Kedua korban masih mempercayai JZF dan mengikuti lelang arisan ini meski tidak ada proses registrasi dan jaminan dari JZF. Jika seperti ini, apakah R (20) dan A (21) memang benar 'korban'? Dan apakah JZF sepenuhnya bersalah atas kejadian ini?
Hal ini dapat dikategorikan sebagai penipuan jika memang ada niatan dari JZF untuk menipu. Namun dari keterangan korban (R) dan (A), meski tidak memberikan waktu yang pasti, JZF dan keluarga sudah membuat perjanjian bersama para korban untuk melakukan ganti rugi.
Korban yang dengan 'bodohnya' mempercayai lelang arisan ini juga dapat dikatakan bersalah, karena mereka sedari awal tidak meminta jaminan kepada JZF.
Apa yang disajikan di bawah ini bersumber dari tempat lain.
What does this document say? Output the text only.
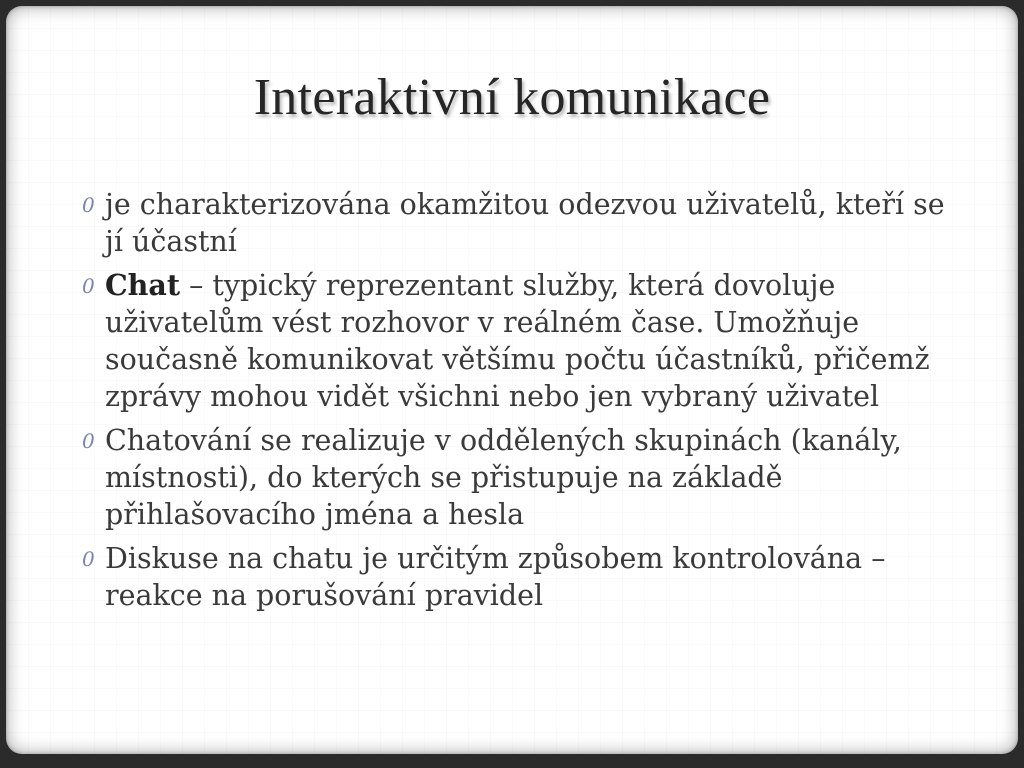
Interaktivní komunikace
0 je charakterizována okamžitou odezvou uživatelů, kteří se jí účastní
0 Chat – typický reprezentant služby, která dovoluje uživatelům vést rozhovor v reálném čase. Umožňuje současně komunikovat většímu počtu účastníků, přičemž zprávy mohou vidět všichni nebo jen vybraný uživatel
0 Chatování se realizuje v oddělených skupinách (kanály, místnosti), do kterých se přistupuje na základě přihlašovacího jména a hesla
0 Diskuse na chatu je určitým způsobem kontrolována – reakce na porušování pravidel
Sangat disayangkan saat JZF dilabeli sebagai 'penipu' oleh banyak orang tanpa mencari tahu bagaimana awal mula lelang arisan ini dapat terjadi.
Jika seperti ini, JZF juga dapat dikatakan sebagai korban, karena ia mendapatkan cyber bullying dan doxing dari beberapa orang di media sosial setelah kasus ini ramai dibicarakan.
Saat ada korban yang belum mendapatkan haknya dari JZF, tentu saja harus dibantu proses penyelesaiannya. Namun, mengkategorikan hal ini sebagai penipuan bukanlah hal yang benar.
Ketidakmampuan JZF dalam mengelola uang arisan hanya akan mengakibatkan keterlambatan pembayaran dari waktu yang sudah dijanjikan. Hal ini tidak membuat JZF menjadi penipu seperti kata orang-orang.
Permasalahan ini pun dapat diselesaikan dengan cara kekeluargaan dengan membuat kesepakatan antara korban dan JZF terkait kapan uang para korban akan dikembalikan.
Sedangkan korban yang membawa kasus ini pertama kali ke media sosial dan menyebut JZF sebagai 'penipu' juga dapat dikatakan sebagai. Karena korban tidak mempertimbangkan bagaimana sanksi sosial yang akan diterima oleh JZF setelah kasus itu ramai di media sosial, yang mungkin JZF sendiri tidak bermaksud untuk menipu atau mengambil uang para korban.